An interface is provided for users to monitor:
- Overview of all queued messages and message rates;
- Active connections including network message rate;
- Active channels and there connected services, including message rates;
- All live exchanges, including inbound/outbound message rates;
- Active message queues.
Note: The value of using the RabbitMQ interface to diagnose issues cannot be underestimated:
- Where for example, a user has reported that the forecast service is not updating or the TD interface is not updating, RabbitMQ should always be the first port of call; It will be able to demonstrate if the problem is with the external services or within acumen by simply checking if the messages are being received and being consumed by acumen application servers.
What to look for[edit]
Check the Exchanges tab and click on the relevant feed to see graphs of the in/out message rate. This indicates whether a feed has been lost.
Note: The time frame for these graphs can be changed by clicking the link above the graph.
Where an Administrator has identified that there is an issue with the TD.net inbound feeds, then an attempt should be made to diagnose the issue and re-start the MQIPT service as per Gateway server#MQIPT.
If a feed has been lost, contact the responsible person as per Administration#Reporting Issues.
Acumen Service Management Script[edit]
For convenience, a script is provided that guides administrators to the status of vital services on the Gateway Server. To access the script, start an ssh session and at the prompt:
<user>@prod_tms_server:~$ cd /var/www/server_tasks
<user>@prod_tms_server:/var/www/server_tasks$ ./service_script.sh
Administrators should observe the following (click enter to reveal each line in turn):
Administrators should note that all referenced services are configured as system services and are setup to restart on failure therefore it would be unusual to observe any particular service down however, an administrator should attempt to start a service and consult the relevant logs if a service is observed to be down.
Also, selecting X against each service entry shows the systemd logs for the relevant service; this would be useful to diagnose any issues that the operating system has had in starting and running the service. Type q to release.
MQIPT[edit]
This is the component of the gateway Server that is responsible for maintaining the connection to TD.net, you can learn more about what MQIPT is by clicking here.
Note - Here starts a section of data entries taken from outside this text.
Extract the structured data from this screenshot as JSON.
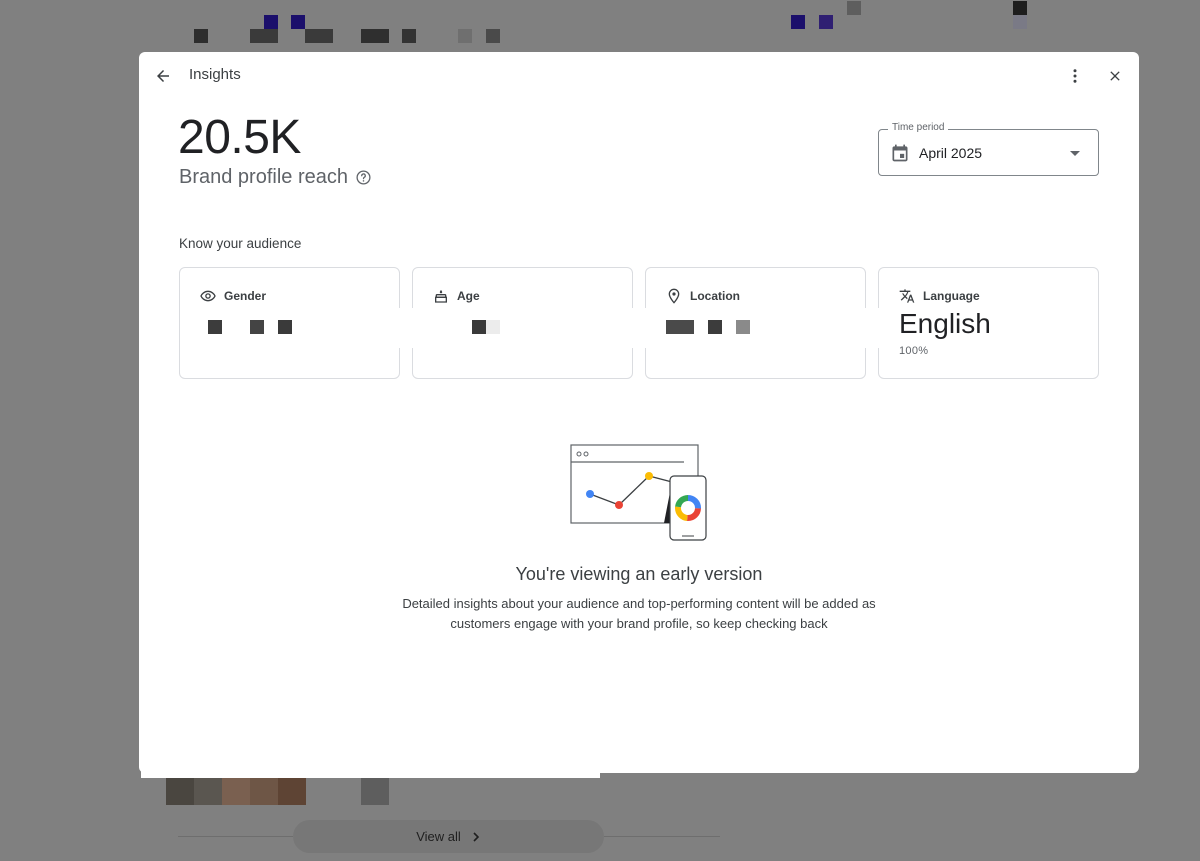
{
  "dialog": {
    "title": "Insights",
    "back_icon": "arrow-back-icon",
    "more_icon": "more-vert-icon",
    "close_icon": "close-icon"
  },
  "metric": {
    "value": "20.5K",
    "label": "Brand profile reach",
    "help_icon": "help-outline-icon"
  },
  "time_period": {
    "legend": "Time period",
    "value": "April 2025",
    "icon": "calendar-icon"
  },
  "audience": {
    "title": "Know your audience",
    "cards": [
      {
        "label": "Gender",
        "icon": "eye-icon"
      },
      {
        "label": "Age",
        "icon": "cake-icon"
      },
      {
        "label": "Location",
        "icon": "location-pin-icon"
      },
      {
        "label": "Language",
        "icon": "translate-icon",
        "value": "English",
        "share": "100%"
      }
    ]
  },
  "empty_state": {
    "title": "You're viewing an early version",
    "description": "Detailed insights about your audience and top-performing content will be added as customers engage with your brand profile, so keep checking back"
  },
  "background": {
    "view_all_label": "View all"
  },
  "colors": {
    "scrim": "#808080",
    "surface": "#ffffff",
    "text_primary": "#202124",
    "text_secondary": "#5f6368",
    "card_border": "#dadce0",
    "google_blue": "#4285f4",
    "google_red": "#ea4335",
    "google_yellow": "#fbbc04",
    "google_green": "#34a853"
  }
}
Where an Administrator has identified that there is an issue with the TD.net inbound feeds, then an attempt should be made to diagnose the issue and re-start the MQIPT service.
Diagnosis - Application Logs[edit]
Click on http://77.68.28.115/logs/mqipt.log to open the MQIPT application logs in your browser.
Administrators should look for an error or exception messages; where these are the final log entries, this would indicate an issue with the MQIPT service.
Diagnosis - systemd status[edit]
Start an ssh session and at the prompt:
<user>@prod_tms_server:~$ sudo systemctl status mqipt
If prompted, enter the users password; the systemd status for the MQIPT service will be output to the terminal:
Where the output indicated anything other than 'active (running)', the administrator should attempt to restart the service:
<user>@prod_tms_server:~$ sudo systemctl restart mqipt
Followed by a further check of the status to confirm the result of the restart:
<user>@prod_tms_server:~$ sudo systemctl status mqipt
Note: Where the status shows as active but still not receiving messages then also try a restart.